Or the freezing morning of January 28th 1986, when the Challenger Shuttle exploded 73 seconds after launch because the O-ring seals catastrophically eroded. Why did it happen? Because decision-makers believed that cold launches were safe enough, simply because previous flights had launched with some O‑ring erosion, but without catastrophe—creating a “normalization of deviance.” The untrue but accepted “fact” was that the O‑ring that had sometimes survived cold launches would always do so. Certainty, not ignorance, is what pushed the launch button.
Or what about when, on November 5th 2024, 77 million Americans went to the booths in red hats and believed…
These stories (and there are many more) paint a sad picture that danger isn’t always found in the unknown—it’s often in a version of reality that someone accepts as fact. And that the cost of being sure and wrong can be high.
Because if we don’t know something, and we know we don’t know, we ask and we easily learn. We respect opinions and value expertise. So, we grow. Our mental model of the world improves. We get smarter.

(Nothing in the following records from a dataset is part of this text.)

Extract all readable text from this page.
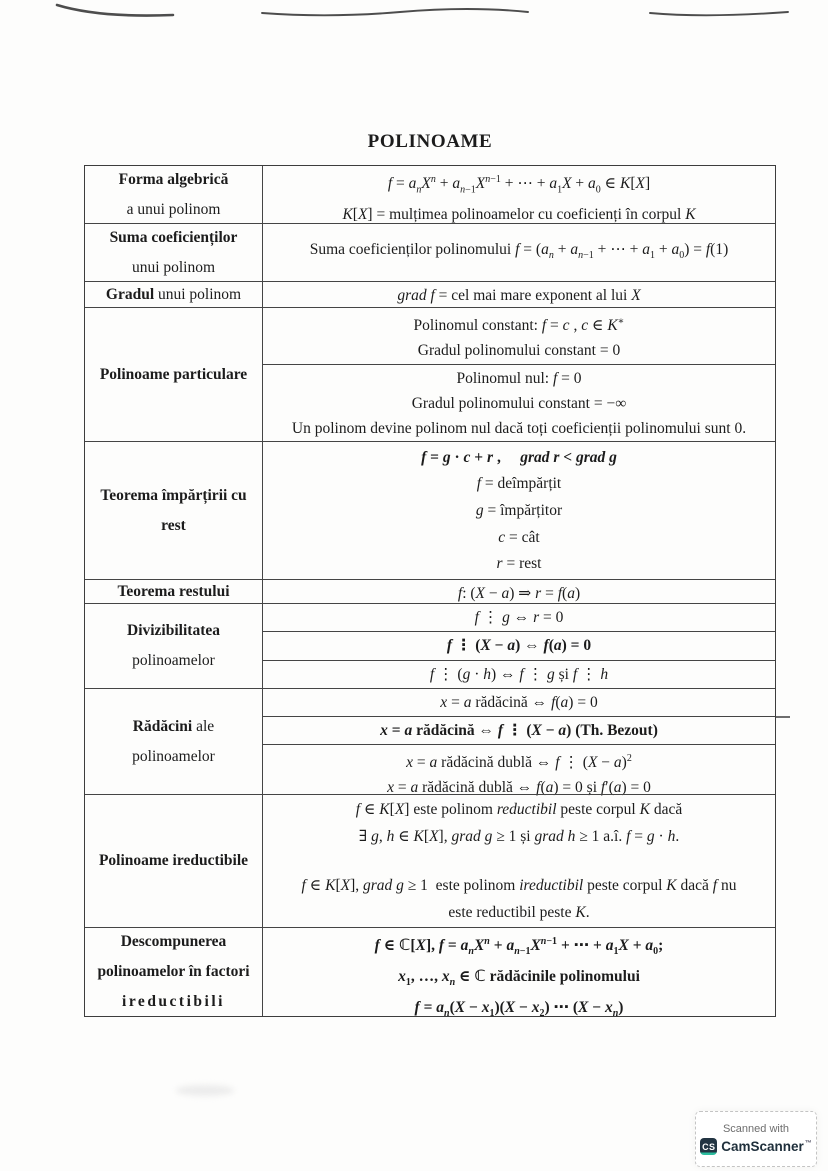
POLINOAME
Forma algebrică
a unui polinom
$f = a_nX^n + a_{n-1}X^{n-1}$ + ⋯ + $a_1X + a_0$ ∈ K[X]
K[X] = mulțimea polinoamelor cu coeficienți în corpul K
Suma coeficienților
unui polinom
Suma coeficienților polinomului $f = (a_n + a_{n-1}$ + ⋯ + $a_1 + a_0) = f(1)$
Gradul unui polinom	grad f = cel mai mare exponent al lui X
Polinoame particulare
Polinomul constant: f = c , c ∈ K∗
Gradul polinomului constant = 0
Polinomul nul: f = 0
Gradul polinomului constant = −∞
Un polinom devine polinom nul dacă toți coeficienții polinomului sunt 0.
Teorema împărțirii cu
rest
f = g · c + r ,     grad r < grad g
f = deîmpărțit
g = împărțitor
c = cât
r = rest
Teorema restului	f: (X − a) ⇒ r = f(a)
Divizibilitatea
polinoamelor
f ⋮ g ⇔ r = 0
f ⋮ (X − a) ⇔ f(a) = 0
f ⋮ (g · h) ⇔ f ⋮ g și f ⋮ h
Rădăcini ale
polinoamelor
x = a rădăcină ⇔ f(a) = 0
x = a rădăcină ⇔ f ⋮ (X − a) (Th. Bezout)
x = a rădăcină dublă ⇔ f ⋮ $(X - a)^2$
x = a rădăcină dublă ⇔ f(a) = 0 și f′(a) = 0
Polinoame ireductibile
f ∈ K[X] este polinom reductibil peste corpul K dacă
∃ g, h ∈ K[X], grad g ≥ 1 și grad h ≥ 1 a.î. f = g · h.
f ∈ K[X], grad g ≥ 1  este polinom ireductibil peste corpul K dacă f nu
este reductibil peste K.
Descompunerea
polinoamelor în factori
ireductibili
f ∈ ℂ[X], $f = a_nX^n + a_{n-1}X^{n-1}$ + ⋯ + $a_1X + a_0$;
$x_1$, …, $x_n$ ∈ ℂ rădăcinile polinomului
$f = a_n(X - x_1)(X - x_2)$ ⋯ $(X - x_n)$
Scanned with
CS CamScanner ™
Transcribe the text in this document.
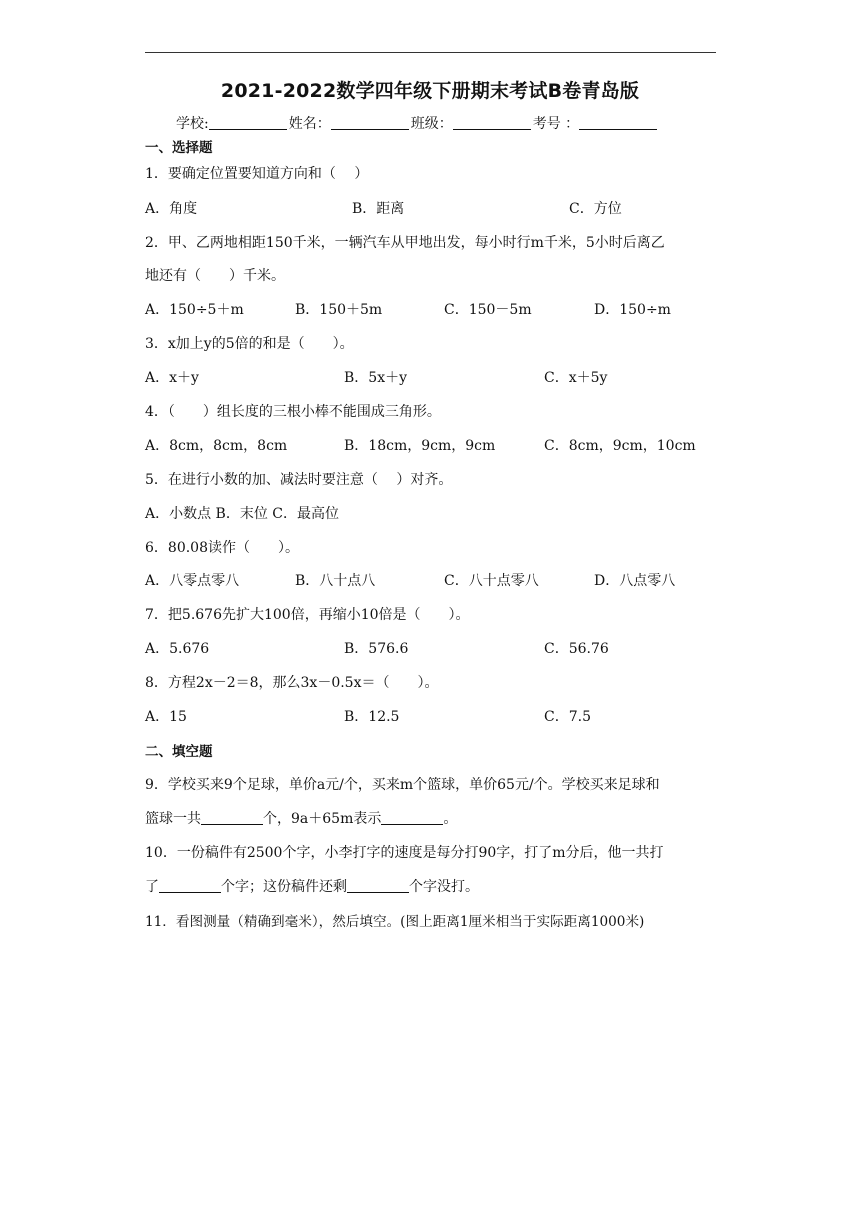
2021-2022数学四年级下册期末考试B卷青岛版
学校:	姓名：	班级：	考号 ：
一、选择题
1．要确定位置要知道方向和（　 ）
A．角度	B．距离	C．方位
2．甲、乙两地相距150千米，一辆汽车从甲地出发，每小时行m千米，5小时后离乙
地还有（　　）千米。
A．150÷5＋m	B．150＋5m	C．150－5m	D．150÷m
3．x加上y的5倍的和是（　　）。
A．x＋y	B．5x＋y	C．x＋5y
4．（　　）组长度的三根小棒不能围成三角形。
A．8cm，8cm，8cm	B．18cm，9cm，9cm	C．8cm，9cm，10cm
5．在进行小数的加、减法时要注意（　 ）对齐。
A．小数点 B．末位 C．最高位
6．80.08读作（　　）。
A．八零点零八	B．八十点八	C．八十点零八	D．八点零八
7．把5.676先扩大100倍，再缩小10倍是（　　）。
A．5.676	B．576.6	C．56.76
8．方程2x－2＝8，那么3x－0.5x＝（　　）。
A．15	B．12.5	C．7.5
二、填空题
9．学校买来9个足球，单价a元/个，买来m个篮球，单价65元/个。学校买来足球和
篮球一共	个，9a＋65m表示	。
10．一份稿件有2500个字，小李打字的速度是每分打90字，打了m分后，他一共打
了	个字；这份稿件还剩	个字没打。
11．看图测量（精确到毫米），然后填空。(图上距离1厘米相当于实际距离1000米)
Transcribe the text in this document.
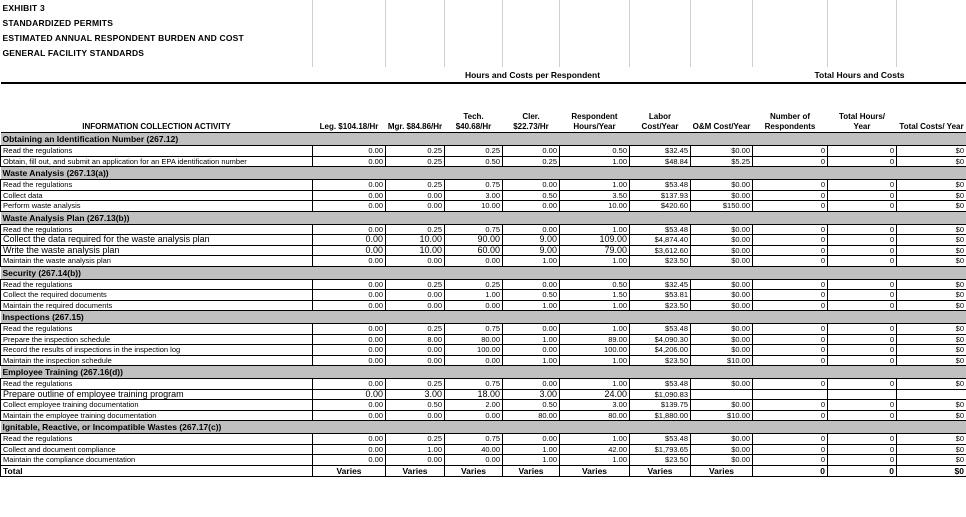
EXHIBIT 3										
STANDARDIZED PERMITS										
ESTIMATED ANNUAL RESPONDENT BURDEN AND COST										
GENERAL FACILITY STANDARDS										

	Hours and Costs per Respondent							Total Hours and Costs		
INFORMATION COLLECTION ACTIVITY	Leg. $104.18/Hr	Mgr. $84.86/Hr	Tech. $40.68/Hr	Cler. $22.73/Hr	Respondent Hours/Year	Labor Cost/Year	O&M Cost/Year	Number of Respondents	Total Hours/ Year	Total Costs/ Year
Obtaining an Identification Number (267.12)										
Read the regulations	0.00	0.25	0.25	0.00	0.50	$32.45	$0.00	0	0	$0
Obtain, fill out, and submit an application for an EPA identification number	0.00	0.25	0.50	0.25	1.00	$48.84	$5.25	0	0	$0
Waste Analysis (267.13(a))										
Read the regulations	0.00	0.25	0.75	0.00	1.00	$53.48	$0.00	0	0	$0
Collect data	0.00	0.00	3.00	0.50	3.50	$137.93	$0.00	0	0	$0
Perform waste analysis	0.00	0.00	10.00	0.00	10.00	$420.60	$150.00	0	0	$0
Waste Analysis Plan (267.13(b))										
Read the regulations	0.00	0.25	0.75	0.00	1.00	$53.48	$0.00	0	0	$0
Collect the data required for the waste analysis plan	0.00	10.00	90.00	9.00	109.00	$4,874.40	$0.00	0	0	$0
Write the waste analysis plan	0.00	10.00	60.00	9.00	79.00	$3,612.60	$0.00	0	0	$0
Maintain the waste analysis plan	0.00	0.00	0.00	1.00	1.00	$23.50	$0.00	0	0	$0
Security (267.14(b))										
Read the regulations	0.00	0.25	0.25	0.00	0.50	$32.45	$0.00	0	0	$0
Collect the required documents	0.00	0.00	1.00	0.50	1.50	$53.81	$0.00	0	0	$0
Maintain the required documents	0.00	0.00	0.00	1.00	1.00	$23.50	$0.00	0	0	$0
Inspections (267.15)										
Read the regulations	0.00	0.25	0.75	0.00	1.00	$53.48	$0.00	0	0	$0
Prepare the inspection schedule	0.00	8.00	80.00	1.00	89.00	$4,090.30	$0.00	0	0	$0
Record the results of inspections in the inspection log	0.00	0.00	100.00	0.00	100.00	$4,206.00	$0.00	0	0	$0
Maintain the inspection schedule	0.00	0.00	0.00	1.00	1.00	$23.50	$10.00	0	0	$0
Employee Training (267.16(d))										
Read the regulations	0.00	0.25	0.75	0.00	1.00	$53.48	$0.00	0	0	$0
Prepare outline of employee training program	0.00	3.00	18.00	3.00	24.00	$1,090.83				
Collect employee training documentation	0.00	0.50	2.00	0.50	3.00	$139.75	$0.00	0	0	$0
Maintain the employee training documentation	0.00	0.00	0.00	80.00	80.00	$1,880.00	$10.00	0	0	$0
Ignitable, Reactive, or Incompatible Wastes (267.17(c))										
Read the regulations	0.00	0.25	0.75	0.00	1.00	$53.48	$0.00	0	0	$0
Collect and document compliance	0.00	1.00	40.00	1.00	42.00	$1,793.65	$0.00	0	0	$0
Maintain the compliance documentation	0.00	0.00	0.00	1.00	1.00	$23.50	$0.00	0	0	$0
Total	Varies	Varies	Varies	Varies	Varies	Varies	Varies	0	0	$0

“Maturity begins when we’re able to say: there might be more to this than I currently understand.” — Philosopher Alain de Botton
But when we think we know, we’re much more likely to keep our hands down, ears shut, and fingers wagging. So, we go nowhere. We stop growing. We stop connecting with anyone else across differences, and we start isolating ourselves from complexity.
Which is why I plan on reminding myself of this little graph I asked ChatGPT to make for us….
If I have the balls to believe it, I better have the balls to question it too.
The trouble with the truth
I used to believe I was a kind and caring son to my mom.
I used to believe a good job was about how much it paid.
I used to believe happiness meant getting what you want.
All truths to me…at some point.
But the trouble with the truth is we often have incomplete versions of it, and versions that drive realities we protect with lots of biases. Because breaking a truth usually means breaking a belief—which is a part of our identity—and that is damn uncomfortable and sometimes more so, embarrassing to admit. Which is why that uncle of yours doubled down on his crazy beliefs, because finding out they’re wrong…well…makes them seem crazy. So they become more crazy.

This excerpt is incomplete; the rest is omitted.